Il cibo artigianale è una fake news
Chi crede sia possibile gustare biscotti al contempo buoni, economici, non industriali e legali, crede nei miracoli
“Vuole anche un biscotto artigianale?” mi chiede la barista della stazione, evidentemente addestrata. Sgrano gli occhi: fra me e lei c’è una montagna di M&M’s, i coloratissimi dolciumi della multinazionale americana Mars. Il settore alimentare un poco lo conosco e le possibilità che un prodotto artigianale entri in un locale di catena (l’unico bar della stazione è un locale di catena) immagino siano prossime allo zero. Ma nessuno sa niente e la barista potrà ripetere tranquillamente la sua filastrocca per giorni e settimane: “Vuole anche un biscotto artigianale?”. In verità l’aggettivo ha ormai accezione vaghissima e di estensione in estensione può darsi pure che il biscotto della stazione possa in qualche modo rientrarvi.
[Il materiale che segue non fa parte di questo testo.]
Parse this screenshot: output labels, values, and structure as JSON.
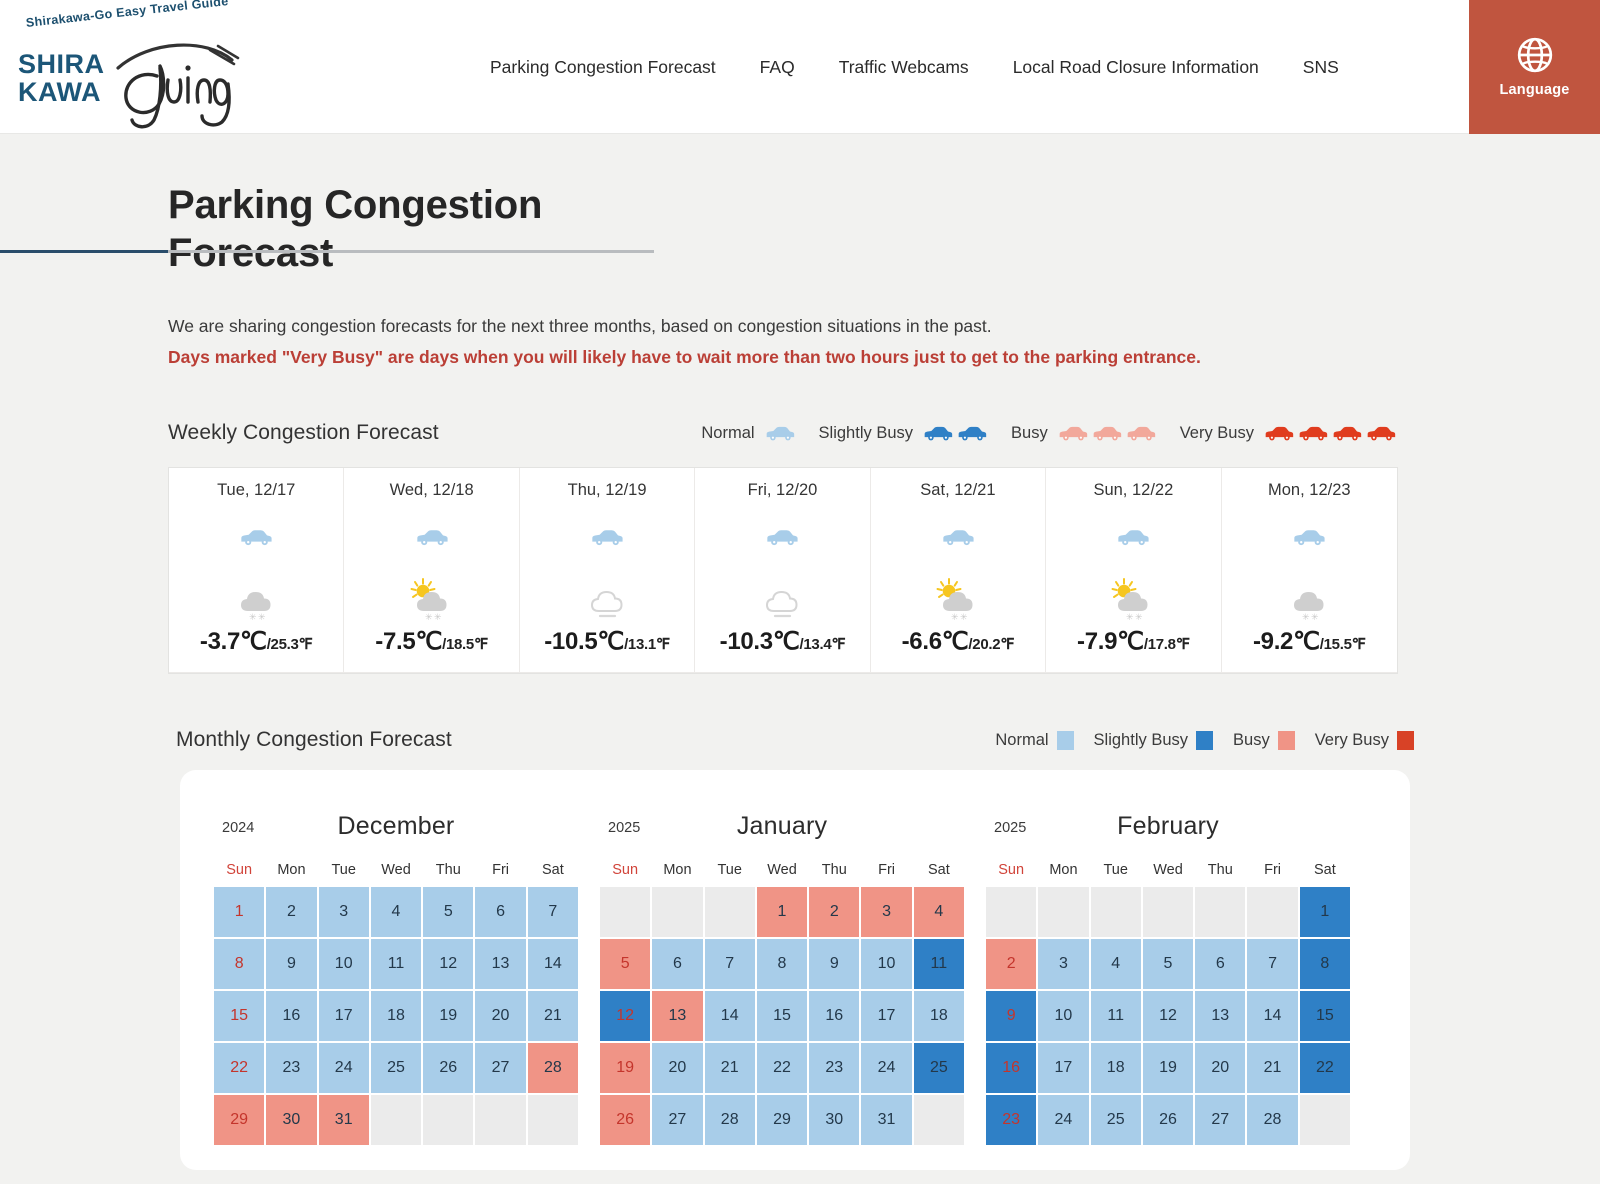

Del resto l’Italia è piena di gelati sedicenti artigianali, colorati e standard non meno degli M&M’s. La parola “artigianale” è pura propaganda, intrinsecamente vuota e definibile solo per esclusione: significa “non industriale” o addirittura, ancor più allettante per le masse pauperiste, “anti-industriale”. E pensare che oggi il cibo deve costare pochissimo (la quota di reddito destinata all’alimentazione continua a calare) e che solo l’industria, la produzione su larga scala, può comprimere i prezzi. Chi crede sia possibile gustare biscotti al contempo buoni, economici, artigianali e legali, crede nei miracoli. Anch’io credo nei miracoli, ma in altri campi, e mi limito a sperare in una barista che abbia rispetto per la mia intelligenza e la prossima volta che ordino un caffé mi chieda: “Vuole anche un biscotto industriale? Oppure, in alternativa, un biscotto carissimo?”.